07.10.2016 | aktual.: 07.10.2016 13:39
- A może PO chciała, by tego piwa było jeszcze więcej? Chyba po to był wniosek posła Kropiwnickiego o odłożenie prac aż do 11 stycznia? - pytał Gądek.
- To bez znaczenia. Przecież tego dnia złożyliśmy wniosek, żeby odrzucić ten projekt na komisji. To, że ktoś w jakąś taktykę legislacyjną się zaplątał, to nie ma większego znaczenia. Jestem przekonany, że miał (Kropiwnicki - przyp. red.) dobre intencje - mówił Siemoniak.
Pytany o propozycję PiS dotyczącą wsparcia dla dzieci, które urodzą się niepełnosprawne i rodziców ich wychowujących, Siemoniak określił te plany jako "słuszne i szlachetne". Podkreślił jednak, że pojawiły się w kontekście ogromnego społecznego protestu.
- Dlaczego PO nie wyszła z taką inicjatywą? - pytał Gądek.

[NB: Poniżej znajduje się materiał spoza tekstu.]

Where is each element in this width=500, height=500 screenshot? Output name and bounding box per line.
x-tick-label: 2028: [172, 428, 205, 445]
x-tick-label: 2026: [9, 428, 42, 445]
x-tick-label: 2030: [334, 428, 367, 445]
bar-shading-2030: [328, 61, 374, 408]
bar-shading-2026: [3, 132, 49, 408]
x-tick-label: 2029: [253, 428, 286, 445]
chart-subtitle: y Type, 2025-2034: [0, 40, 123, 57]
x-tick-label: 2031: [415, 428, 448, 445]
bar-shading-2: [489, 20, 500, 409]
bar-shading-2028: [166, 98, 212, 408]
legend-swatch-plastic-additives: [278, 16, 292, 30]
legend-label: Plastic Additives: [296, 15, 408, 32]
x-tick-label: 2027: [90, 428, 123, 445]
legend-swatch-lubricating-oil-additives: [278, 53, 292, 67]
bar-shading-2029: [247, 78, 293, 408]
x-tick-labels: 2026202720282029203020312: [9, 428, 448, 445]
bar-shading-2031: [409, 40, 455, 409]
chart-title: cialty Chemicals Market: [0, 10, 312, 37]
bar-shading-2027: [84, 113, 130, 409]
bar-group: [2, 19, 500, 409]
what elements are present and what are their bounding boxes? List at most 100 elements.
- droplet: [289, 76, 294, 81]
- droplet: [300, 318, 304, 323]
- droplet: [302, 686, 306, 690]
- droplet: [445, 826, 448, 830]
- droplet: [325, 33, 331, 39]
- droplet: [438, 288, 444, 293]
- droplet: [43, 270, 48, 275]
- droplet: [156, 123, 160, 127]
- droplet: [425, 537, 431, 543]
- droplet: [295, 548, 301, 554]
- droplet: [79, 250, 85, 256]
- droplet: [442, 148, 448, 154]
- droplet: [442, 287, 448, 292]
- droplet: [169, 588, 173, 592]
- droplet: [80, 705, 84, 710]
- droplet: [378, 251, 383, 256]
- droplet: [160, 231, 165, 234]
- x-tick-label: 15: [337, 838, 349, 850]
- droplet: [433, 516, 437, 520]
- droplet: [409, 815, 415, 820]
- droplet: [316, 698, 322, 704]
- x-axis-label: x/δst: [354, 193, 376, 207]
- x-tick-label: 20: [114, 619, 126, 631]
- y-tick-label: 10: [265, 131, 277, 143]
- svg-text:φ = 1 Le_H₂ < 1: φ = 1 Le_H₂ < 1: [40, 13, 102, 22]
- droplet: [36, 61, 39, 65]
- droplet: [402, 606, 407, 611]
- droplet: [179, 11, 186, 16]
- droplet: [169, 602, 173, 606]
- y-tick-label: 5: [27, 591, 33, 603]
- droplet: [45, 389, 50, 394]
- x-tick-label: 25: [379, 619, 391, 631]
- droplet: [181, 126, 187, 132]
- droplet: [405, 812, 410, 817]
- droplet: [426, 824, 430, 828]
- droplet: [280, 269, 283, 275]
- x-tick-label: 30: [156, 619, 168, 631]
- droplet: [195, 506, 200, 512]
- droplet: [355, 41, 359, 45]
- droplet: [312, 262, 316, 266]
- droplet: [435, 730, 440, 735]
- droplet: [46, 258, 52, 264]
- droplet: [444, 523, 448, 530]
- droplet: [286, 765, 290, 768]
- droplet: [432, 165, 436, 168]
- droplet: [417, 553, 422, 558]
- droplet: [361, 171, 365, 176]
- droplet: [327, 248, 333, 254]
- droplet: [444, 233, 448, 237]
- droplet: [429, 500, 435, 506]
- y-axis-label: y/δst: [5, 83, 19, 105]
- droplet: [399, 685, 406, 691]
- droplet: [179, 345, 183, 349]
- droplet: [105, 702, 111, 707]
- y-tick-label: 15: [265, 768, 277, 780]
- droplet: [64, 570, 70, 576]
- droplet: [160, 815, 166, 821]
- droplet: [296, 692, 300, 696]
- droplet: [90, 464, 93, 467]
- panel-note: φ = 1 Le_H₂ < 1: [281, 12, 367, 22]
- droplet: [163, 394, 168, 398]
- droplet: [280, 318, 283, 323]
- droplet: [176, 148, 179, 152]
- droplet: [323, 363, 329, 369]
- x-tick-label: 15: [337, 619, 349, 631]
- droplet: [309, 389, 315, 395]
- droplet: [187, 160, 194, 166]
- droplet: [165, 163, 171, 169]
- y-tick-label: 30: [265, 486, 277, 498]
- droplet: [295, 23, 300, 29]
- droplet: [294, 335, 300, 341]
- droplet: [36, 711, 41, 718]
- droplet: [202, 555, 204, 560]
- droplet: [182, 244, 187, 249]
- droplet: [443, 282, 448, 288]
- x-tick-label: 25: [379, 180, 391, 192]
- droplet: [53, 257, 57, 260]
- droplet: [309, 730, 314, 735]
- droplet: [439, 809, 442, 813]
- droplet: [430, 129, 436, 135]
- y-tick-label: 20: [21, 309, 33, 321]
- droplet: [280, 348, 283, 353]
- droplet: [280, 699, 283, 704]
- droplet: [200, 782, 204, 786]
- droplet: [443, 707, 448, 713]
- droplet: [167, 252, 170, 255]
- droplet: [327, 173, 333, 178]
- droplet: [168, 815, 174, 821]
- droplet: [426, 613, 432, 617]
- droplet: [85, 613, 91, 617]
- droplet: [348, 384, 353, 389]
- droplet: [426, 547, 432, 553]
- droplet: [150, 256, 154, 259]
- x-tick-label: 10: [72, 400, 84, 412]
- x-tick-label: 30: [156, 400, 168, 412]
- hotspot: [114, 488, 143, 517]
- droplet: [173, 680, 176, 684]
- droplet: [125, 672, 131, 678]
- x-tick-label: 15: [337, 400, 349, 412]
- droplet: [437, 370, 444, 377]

Gość "WP rozmowy" wyjaśnił, że PO podejmowała różne inicjatywy, "co nie znaczy, że wszystkie problemy zostały załatwione". - Moim zdaniem, bilans polityki rodzinnej z przedszkolami za złotówkę, z budową wielu żłobków, darmowymi podręcznikami jest jednoznacznie pozytywny - zaznaczył.
Zadeklarował, że jeśli premier Szydło i PiS będą zgłaszać dobre propozycje, to PO będzie je wspierać.
- Trudno nie mieć wrażenia, że to się dzieje tylko po to, by politycznie złagodzić sytuację. Bo co przeszkadzało wyjść z tym wcześniej, pół roku temu czy w momencie, kiedy PiS przegłosował ten projekt do dalszej pracy dwa tygodnie temu? - pytał Siemoniak.